俺の隣人が悪の首領達ってどういう事なんだよ 作:塩焼きそば啜郎
「……」
「では今からスキー場に向かうぞ!」
「このギースよりも滑れるか?ベガよ」
「お二人ともスキーの経験は?」
「「勿論無い!」」
「なんで競ってんだよッ」
早朝から眠気が吹っ飛ぶツッコミを入れさせるのは止めていただきたい。なんでもベガさんが一言「スキーとか良いかもな」と呟いたらいつの間にか俺を巻き込んで勝負する話になったらしい。恐ろしく展開が速いな。
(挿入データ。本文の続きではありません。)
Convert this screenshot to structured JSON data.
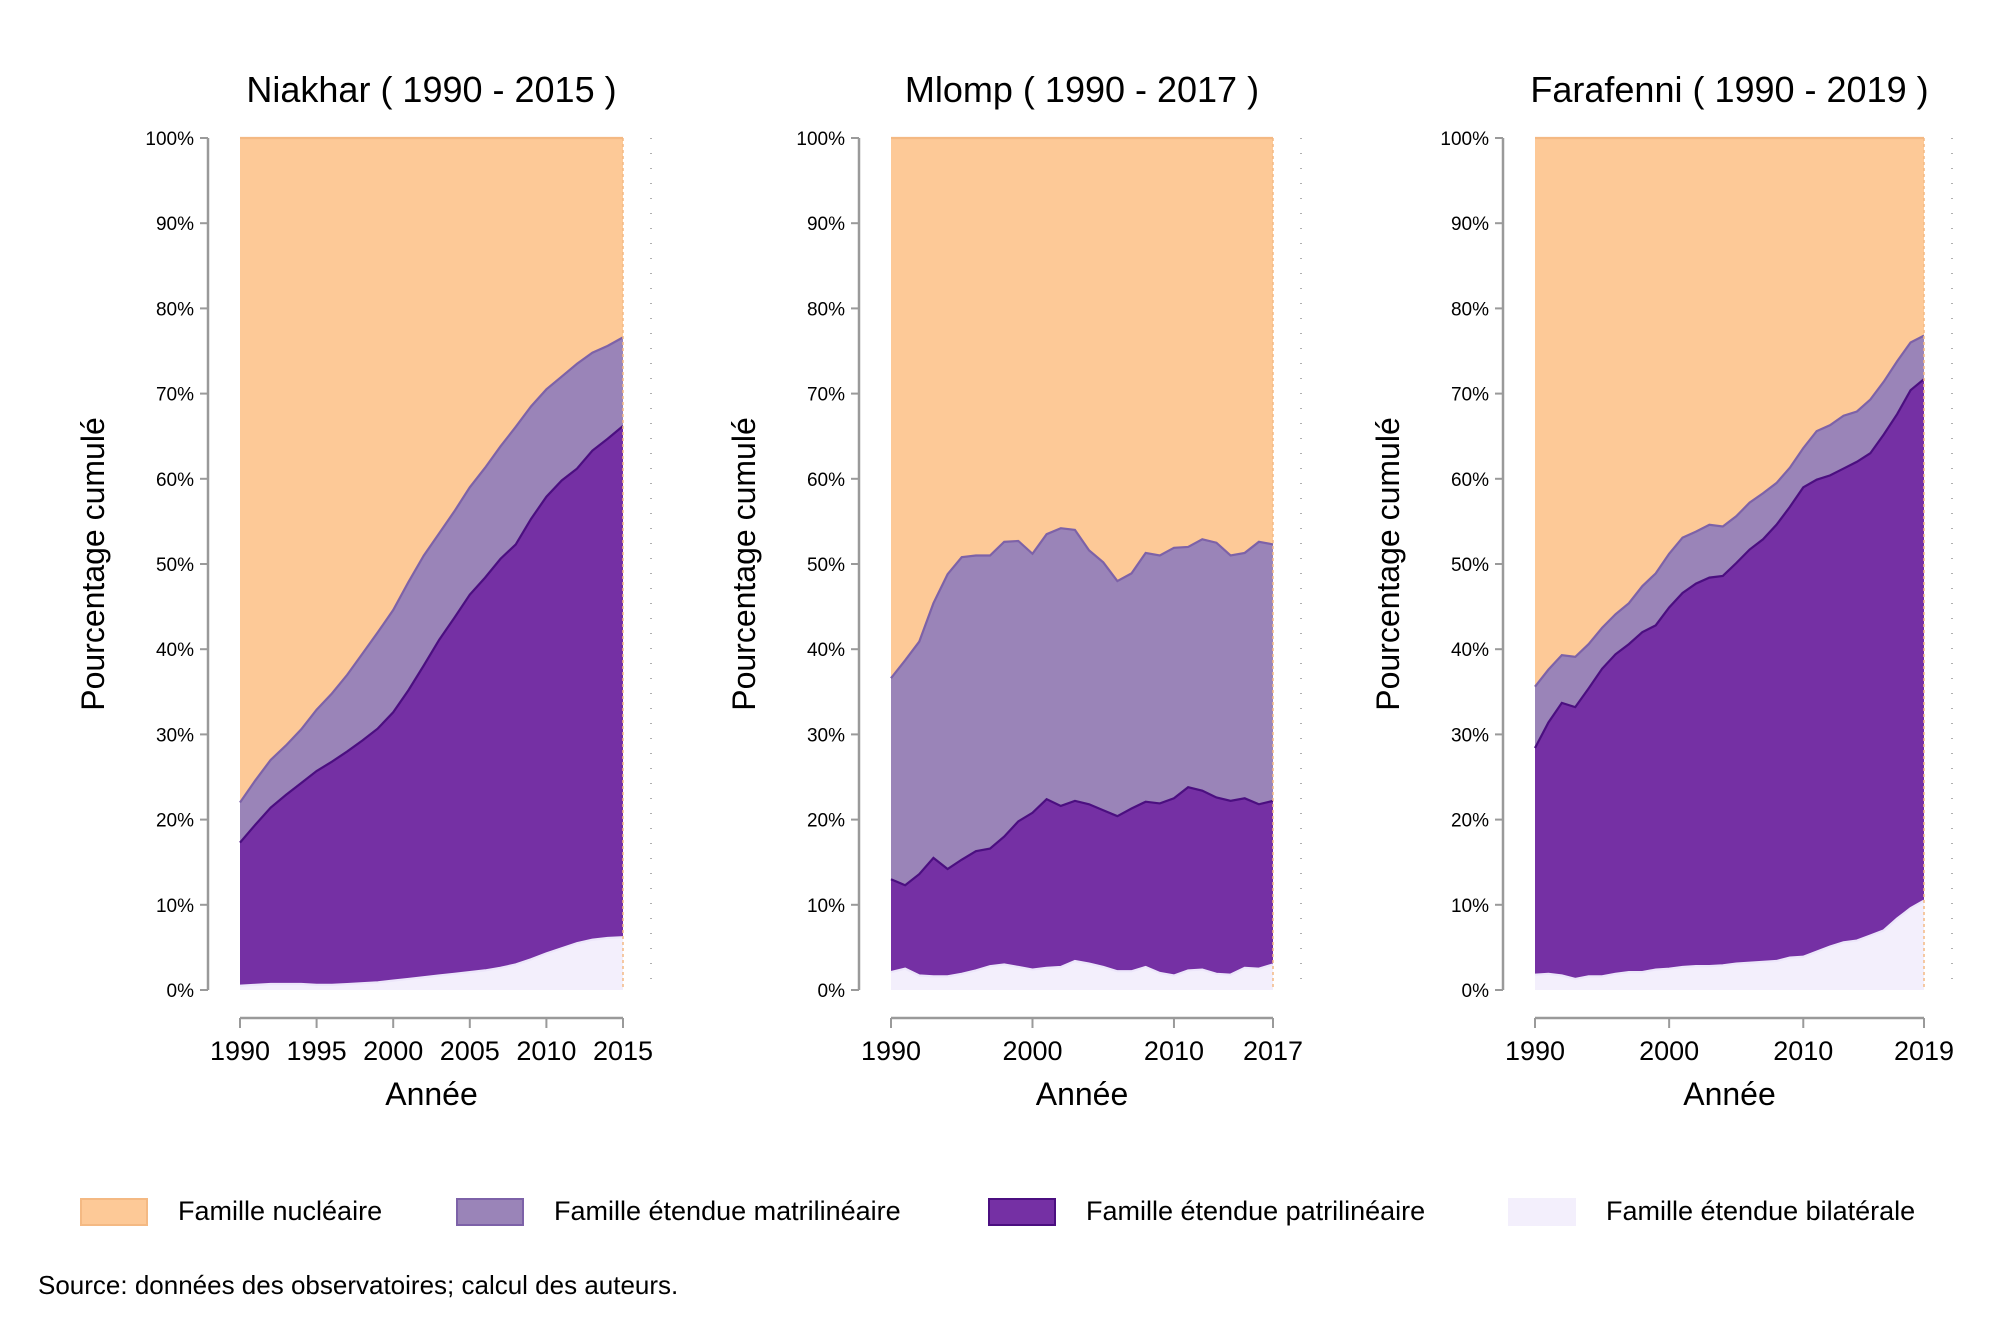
{
  "chart_data": [
    {
      "type": "area",
      "stacked": "percent",
      "title": "Niakhar ( 1990 - 2015 )",
      "xlabel": "Année",
      "ylabel": "Pourcentage cumulé",
      "xlim": [
        1990,
        2015
      ],
      "ylim": [
        0,
        100
      ],
      "xticks": [
        "1990",
        "1995",
        "2000",
        "2005",
        "2010",
        "2015"
      ],
      "yticks": [
        "0%",
        "10%",
        "20%",
        "30%",
        "40%",
        "50%",
        "60%",
        "70%",
        "80%",
        "90%",
        "100%"
      ],
      "x": [
        1990,
        1991,
        1992,
        1993,
        1994,
        1995,
        1996,
        1997,
        1998,
        1999,
        2000,
        2001,
        2002,
        2003,
        2004,
        2005,
        2006,
        2007,
        2008,
        2009,
        2010,
        2011,
        2012,
        2013,
        2014,
        2015
      ],
      "series": [
        {
          "name": "Famille étendue bilatérale",
          "values": [
            0.5,
            0.6,
            0.7,
            0.7,
            0.7,
            0.6,
            0.6,
            0.7,
            0.8,
            0.9,
            1.1,
            1.3,
            1.5,
            1.7,
            1.9,
            2.1,
            2.3,
            2.6,
            3.0,
            3.6,
            4.3,
            4.9,
            5.5,
            5.9,
            6.1,
            6.2
          ]
        },
        {
          "name": "Famille étendue patrilinéaire",
          "values": [
            17.3,
            19.4,
            21.4,
            22.9,
            24.3,
            25.7,
            26.8,
            28.0,
            29.3,
            30.7,
            32.6,
            35.2,
            38.1,
            41.1,
            43.7,
            46.4,
            48.4,
            50.6,
            52.3,
            55.3,
            57.9,
            59.8,
            61.2,
            63.3,
            64.7,
            66.2
          ]
        },
        {
          "name": "Famille étendue matrilinéaire",
          "values": [
            22.0,
            24.6,
            27.0,
            28.7,
            30.6,
            32.9,
            34.8,
            37.0,
            39.5,
            42.0,
            44.6,
            47.9,
            51.0,
            53.6,
            56.2,
            59.0,
            61.3,
            63.8,
            66.1,
            68.5,
            70.5,
            72.0,
            73.5,
            74.8,
            75.6,
            76.6
          ]
        },
        {
          "name": "Famille nucléaire",
          "values": [
            100,
            100,
            100,
            100,
            100,
            100,
            100,
            100,
            100,
            100,
            100,
            100,
            100,
            100,
            100,
            100,
            100,
            100,
            100,
            100,
            100,
            100,
            100,
            100,
            100,
            100
          ]
        }
      ]
    },
    {
      "type": "area",
      "stacked": "percent",
      "title": "Mlomp ( 1990 - 2017 )",
      "xlabel": "Année",
      "ylabel": "Pourcentage cumulé",
      "xlim": [
        1990,
        2017
      ],
      "ylim": [
        0,
        100
      ],
      "xticks": [
        "1990",
        "2000",
        "2010",
        "2017"
      ],
      "yticks": [
        "0%",
        "10%",
        "20%",
        "30%",
        "40%",
        "50%",
        "60%",
        "70%",
        "80%",
        "90%",
        "100%"
      ],
      "x": [
        1990,
        1991,
        1992,
        1993,
        1994,
        1995,
        1996,
        1997,
        1998,
        1999,
        2000,
        2001,
        2002,
        2003,
        2004,
        2005,
        2006,
        2007,
        2008,
        2009,
        2010,
        2011,
        2012,
        2013,
        2014,
        2015,
        2016,
        2017
      ],
      "series": [
        {
          "name": "Famille étendue bilatérale",
          "values": [
            2.1,
            2.5,
            1.7,
            1.6,
            1.6,
            1.9,
            2.3,
            2.8,
            3.0,
            2.7,
            2.4,
            2.6,
            2.7,
            3.4,
            3.1,
            2.7,
            2.2,
            2.2,
            2.7,
            2.0,
            1.7,
            2.3,
            2.4,
            1.9,
            1.8,
            2.6,
            2.5,
            3.0
          ]
        },
        {
          "name": "Famille étendue patrilinéaire",
          "values": [
            13.0,
            12.3,
            13.6,
            15.5,
            14.2,
            15.3,
            16.3,
            16.6,
            18.0,
            19.8,
            20.8,
            22.4,
            21.6,
            22.2,
            21.8,
            21.1,
            20.4,
            21.3,
            22.1,
            21.9,
            22.5,
            23.8,
            23.4,
            22.6,
            22.2,
            22.5,
            21.8,
            22.2
          ]
        },
        {
          "name": "Famille étendue matrilinéaire",
          "values": [
            36.6,
            38.7,
            40.9,
            45.4,
            48.8,
            50.8,
            51.0,
            51.0,
            52.6,
            52.7,
            51.2,
            53.5,
            54.2,
            54.0,
            51.6,
            50.2,
            48.0,
            48.9,
            51.3,
            51.0,
            51.9,
            52.0,
            52.9,
            52.5,
            51.0,
            51.3,
            52.6,
            52.3
          ]
        },
        {
          "name": "Famille nucléaire",
          "values": [
            100,
            100,
            100,
            100,
            100,
            100,
            100,
            100,
            100,
            100,
            100,
            100,
            100,
            100,
            100,
            100,
            100,
            100,
            100,
            100,
            100,
            100,
            100,
            100,
            100,
            100,
            100,
            100
          ]
        }
      ]
    },
    {
      "type": "area",
      "stacked": "percent",
      "title": "Farafenni ( 1990 - 2019 )",
      "xlabel": "Année",
      "ylabel": "Pourcentage cumulé",
      "xlim": [
        1990,
        2019
      ],
      "ylim": [
        0,
        100
      ],
      "xticks": [
        "1990",
        "2000",
        "2010",
        "2019"
      ],
      "yticks": [
        "0%",
        "10%",
        "20%",
        "30%",
        "40%",
        "50%",
        "60%",
        "70%",
        "80%",
        "90%",
        "100%"
      ],
      "x": [
        1990,
        1991,
        1992,
        1993,
        1994,
        1995,
        1996,
        1997,
        1998,
        1999,
        2000,
        2001,
        2002,
        2003,
        2004,
        2005,
        2006,
        2007,
        2008,
        2009,
        2010,
        2011,
        2012,
        2013,
        2014,
        2015,
        2016,
        2017,
        2018,
        2019
      ],
      "series": [
        {
          "name": "Famille étendue bilatérale",
          "values": [
            1.8,
            1.9,
            1.7,
            1.3,
            1.6,
            1.6,
            1.9,
            2.1,
            2.1,
            2.4,
            2.5,
            2.7,
            2.8,
            2.8,
            2.9,
            3.1,
            3.2,
            3.3,
            3.4,
            3.8,
            3.9,
            4.5,
            5.1,
            5.6,
            5.8,
            6.4,
            7.0,
            8.4,
            9.6,
            10.5
          ]
        },
        {
          "name": "Famille étendue patrilinéaire",
          "values": [
            28.4,
            31.4,
            33.7,
            33.2,
            35.4,
            37.7,
            39.4,
            40.6,
            42.0,
            42.8,
            44.9,
            46.6,
            47.7,
            48.4,
            48.6,
            50.1,
            51.7,
            52.9,
            54.6,
            56.7,
            59.0,
            59.9,
            60.4,
            61.2,
            62.0,
            63.0,
            65.2,
            67.6,
            70.4,
            71.7
          ]
        },
        {
          "name": "Famille étendue matrilinéaire",
          "values": [
            35.6,
            37.6,
            39.3,
            39.1,
            40.6,
            42.5,
            44.1,
            45.4,
            47.4,
            48.9,
            51.2,
            53.1,
            53.8,
            54.6,
            54.4,
            55.6,
            57.2,
            58.3,
            59.5,
            61.3,
            63.6,
            65.6,
            66.3,
            67.4,
            67.9,
            69.3,
            71.4,
            73.8,
            76.0,
            76.8
          ]
        },
        {
          "name": "Famille nucléaire",
          "values": [
            100,
            100,
            100,
            100,
            100,
            100,
            100,
            100,
            100,
            100,
            100,
            100,
            100,
            100,
            100,
            100,
            100,
            100,
            100,
            100,
            100,
            100,
            100,
            100,
            100,
            100,
            100,
            100,
            100,
            100
          ]
        }
      ]
    }
  ],
  "colors": {
    "nucleaire_fill": "#fdc997",
    "nucleaire_line": "#f4b983",
    "matri_fill": "#9a84b8",
    "matri_line": "#7d62a8",
    "patri_fill": "#7530a4",
    "patri_line": "#4b0f80",
    "bilat_fill": "#f3effc",
    "bilat_line": "#ece6fa",
    "axis": "#9a9a9a"
  },
  "legend": {
    "items": [
      {
        "label": "Famille nucléaire",
        "fill": "#fdc997",
        "stroke": "#f4b983"
      },
      {
        "label": "Famille étendue matrilinéaire",
        "fill": "#9a84b8",
        "stroke": "#7d62a8"
      },
      {
        "label": "Famille étendue patrilinéaire",
        "fill": "#7530a4",
        "stroke": "#4b0f80"
      },
      {
        "label": "Famille étendue bilatérale",
        "fill": "#f3effc",
        "stroke": "#f3effc"
      }
    ]
  },
  "source": "Source: données des observatoires; calcul des auteurs."
}
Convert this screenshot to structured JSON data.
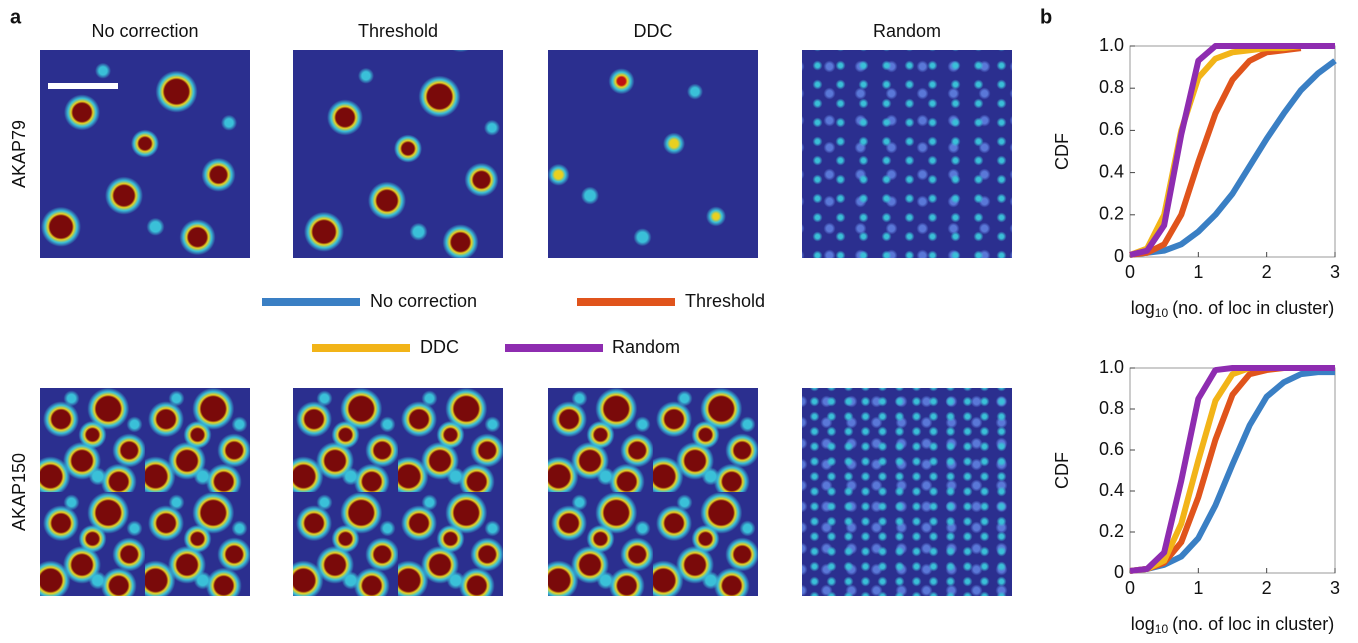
{
  "panel_labels": [
    "a",
    "b"
  ],
  "column_titles": [
    "No correction",
    "Threshold",
    "DDC",
    "Random"
  ],
  "row_labels": [
    "AKAP79",
    "AKAP150"
  ],
  "chart_data": [
    {
      "type": "line",
      "ylabel": "CDF",
      "xlabel": {
        "base": "log",
        "sub": "10",
        "rest": "(no. of loc in cluster)"
      },
      "x": [
        0,
        0.25,
        0.5,
        0.75,
        1,
        1.25,
        1.5,
        1.75,
        2,
        2.25,
        2.5,
        2.75,
        3
      ],
      "xlim": [
        0,
        3
      ],
      "ylim": [
        0,
        1
      ],
      "xticks": [
        0,
        1,
        2,
        3
      ],
      "yticks": [
        0,
        0.2,
        0.4,
        0.6,
        0.8,
        {
          "value": 1,
          "label": "1.0"
        }
      ],
      "series": [
        {
          "name": "No correction",
          "color": "#3a7fc4",
          "values": [
            0.01,
            0.02,
            0.03,
            0.06,
            0.12,
            0.2,
            0.3,
            0.43,
            0.56,
            0.68,
            0.79,
            0.87,
            0.93
          ]
        },
        {
          "name": "Threshold",
          "color": "#e0541c",
          "values": [
            0.01,
            0.02,
            0.06,
            0.2,
            0.45,
            0.68,
            0.84,
            0.93,
            0.97,
            0.98,
            0.99,
            null,
            null
          ]
        },
        {
          "name": "DDC",
          "color": "#f2b418",
          "values": [
            0.01,
            0.04,
            0.2,
            0.6,
            0.85,
            0.94,
            0.97,
            0.98,
            0.99,
            0.99,
            1,
            null,
            null
          ]
        },
        {
          "name": "Random",
          "color": "#8e2cb0",
          "values": [
            0.01,
            0.03,
            0.15,
            0.58,
            0.93,
            1,
            1,
            1,
            1,
            1,
            1,
            1,
            1
          ]
        }
      ]
    },
    {
      "type": "line",
      "ylabel": "CDF",
      "xlabel": {
        "base": "log",
        "sub": "10",
        "rest": "(no. of loc in cluster)"
      },
      "x": [
        0,
        0.25,
        0.5,
        0.75,
        1,
        1.25,
        1.5,
        1.75,
        2,
        2.25,
        2.5,
        2.75,
        3
      ],
      "xlim": [
        0,
        3
      ],
      "ylim": [
        0,
        1
      ],
      "xticks": [
        0,
        1,
        2,
        3
      ],
      "yticks": [
        0,
        0.2,
        0.4,
        0.6,
        0.8,
        {
          "value": 1,
          "label": "1.0"
        }
      ],
      "series": [
        {
          "name": "No correction",
          "color": "#3a7fc4",
          "values": [
            0.01,
            0.02,
            0.04,
            0.08,
            0.17,
            0.33,
            0.53,
            0.72,
            0.86,
            0.93,
            0.97,
            0.98,
            0.98
          ]
        },
        {
          "name": "Threshold",
          "color": "#e0541c",
          "values": [
            0.01,
            0.02,
            0.05,
            0.15,
            0.37,
            0.65,
            0.87,
            0.97,
            0.99,
            1,
            1,
            1,
            1
          ]
        },
        {
          "name": "DDC",
          "color": "#f2b418",
          "values": [
            0.01,
            0.02,
            0.06,
            0.24,
            0.55,
            0.84,
            0.97,
            1,
            1,
            1,
            1,
            1,
            1
          ]
        },
        {
          "name": "Random",
          "color": "#8e2cb0",
          "values": [
            0.01,
            0.02,
            0.1,
            0.45,
            0.85,
            0.99,
            1,
            1,
            1,
            1,
            1,
            1,
            1
          ]
        }
      ]
    }
  ]
}
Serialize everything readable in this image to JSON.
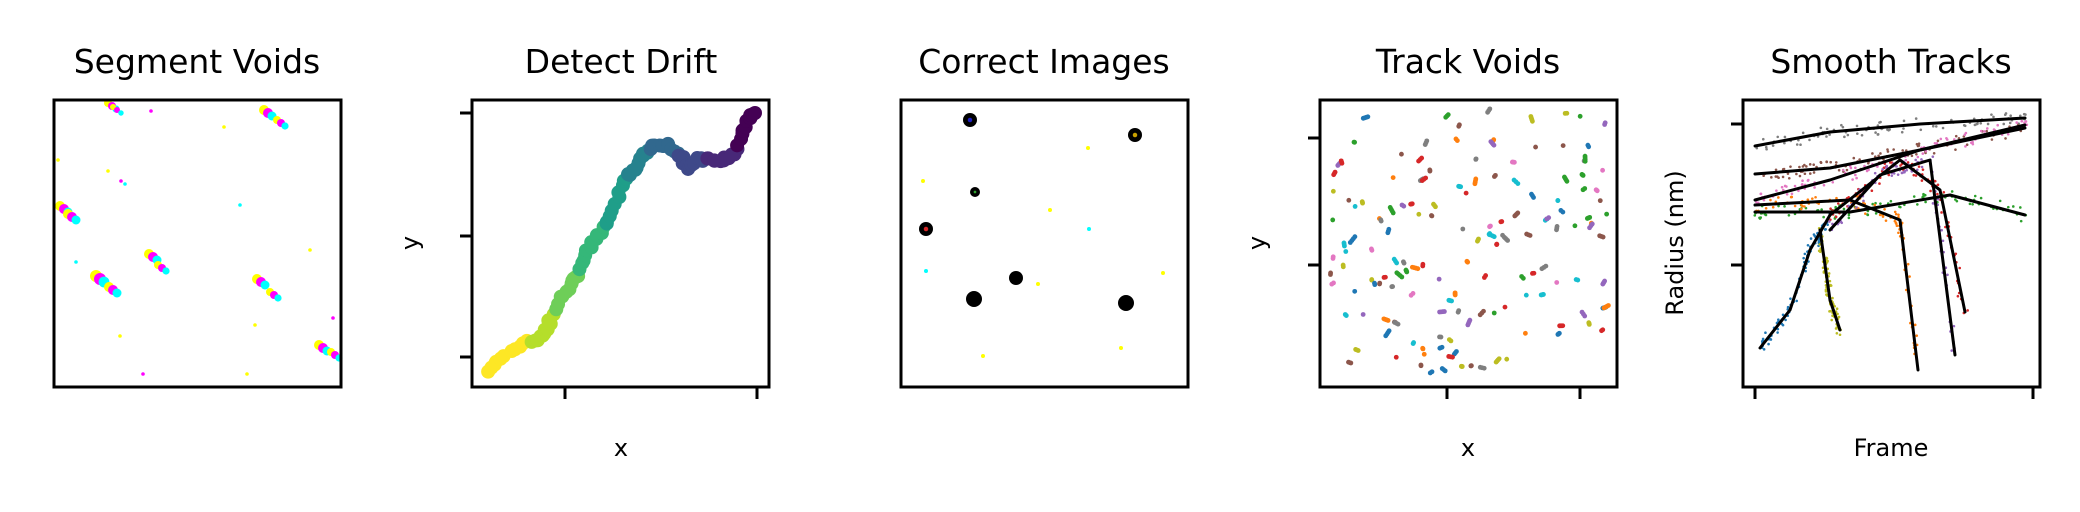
{
  "colors": {
    "yellow": "#ffff00",
    "magenta": "#ff00ff",
    "cyan": "#00ffff",
    "black": "#000000",
    "viridis": [
      "#fde725",
      "#b5de2b",
      "#6ece58",
      "#35b779",
      "#1f9e89",
      "#26828e",
      "#31688e",
      "#3e4989",
      "#482878",
      "#440154"
    ],
    "tab10": [
      "#1f77b4",
      "#ff7f0e",
      "#2ca02c",
      "#d62728",
      "#9467bd",
      "#8c564b",
      "#e377c2",
      "#7f7f7f",
      "#bcbd22",
      "#17becf"
    ]
  },
  "panels": [
    {
      "id": "segment",
      "title": "Segment Voids",
      "xlabel": "",
      "ylabel": ""
    },
    {
      "id": "drift",
      "title": "Detect Drift",
      "xlabel": "x",
      "ylabel": "y"
    },
    {
      "id": "correct",
      "title": "Correct Images",
      "xlabel": "",
      "ylabel": ""
    },
    {
      "id": "track",
      "title": "Track Voids",
      "xlabel": "x",
      "ylabel": "y"
    },
    {
      "id": "smooth",
      "title": "Smooth Tracks",
      "xlabel": "Frame",
      "ylabel": "Radius (nm)"
    }
  ]
}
「どうせ断っても連行されますし、行きますよ。でも今度奢って下さいね?」
「朝飯前よ。出発!」
◇ ◇ ◇ ◇
係員から一通り説明を受けた後、更衣室で着替えた。道具は貸し出しだ。
「重っ」
「そうか?意外と軽い物だが」
「ギースさんが普段鍛えてるからですよ」
「おい!早く着替えろ!私はあれに乗りたいのだ!」
ベガさんが窓の外を指さして急かす。見てみると、他の客をリフトが頂上へと運んでいた。子供かな?(失礼)
「あれに乗りたいんですか」
「そして頂上から滑るのだ!」
「……ワープで行けばいいのではないか?」
「そんな事したら夢が無いだろう夢が」
「よく今まで組織経営出来ましたね」
一番夢とは遠い経営業をこれでこなせるとは、日本は案外楽な国かもしれない。若干価値観が狂った所で、小屋を出てリフトへと向かった。出た瞬間に感じたのは、猛烈な寒さ。防寒着を着込んでいるのにも関わらず、僅かな隙間から風が入り込んでくる。
「寒いな……」
「ですねぇ……」
ベガさんだけが楽しみなのかニヤニヤと笑っていた。やっぱり大男がニヤつくと絵面が酷い事になるな。映像ではなくて文のみで良かった。周囲に若干引かれながらも、三人でリフトへと乗り込む。
「意外と揺れるな……」
「そりゃ三人で乗ってますからね」
冷たい風とリフトに揺られる事数分。無事に山頂へと着く事が出来た。そこからの景色は言うまでも無く圧巻だった。
「高いなぁ」
「町があんなに小さく見えるとは。早速滑るぞ!」
ベガさんは斜面に向かって歩き出す。なんか嫌な予感がしたので俺とギースさんは見ている事にした。
「なんだ、来ないのか?」
「いえ、ベガさんの滑りを見たくて!」
「そうかそうか!では見ておくといい!」
(チョロい……)
ベガさんは勢いを付けて斜面に躍り出た。
「ほう、中々に速いではないか!ん、ちょっと待て、少し速すぎないか!?」
「そりゃ雪ですから」
「ぶるああぁぁああああぁぁあぁああ!!(転落)」
「あーあ」
「大体予想出来ていたがな。助けにいくか」
と、その時。隣にベガさんがワープで帰って来た。
「貴様ら……まさかこうなると分かっていたのか!?」
「あぁ、そうだが?」
悪びれもなく答えるギースさん。ベガさんは何かを決意した表情を浮かべた。
「さて、ギース、龍成。確か貴様らも滑れないんだよな?」
「はい」
「だな」
「……死なば諸共よーッ!!」
ベガさんはワープで後ろに来ると、俺達を掴んで斜面へとジャンプする。……は?
「馬鹿野郎ォォォォォォ!!!」
それが、俺達が雪玉になる前に放った最後の言葉だった。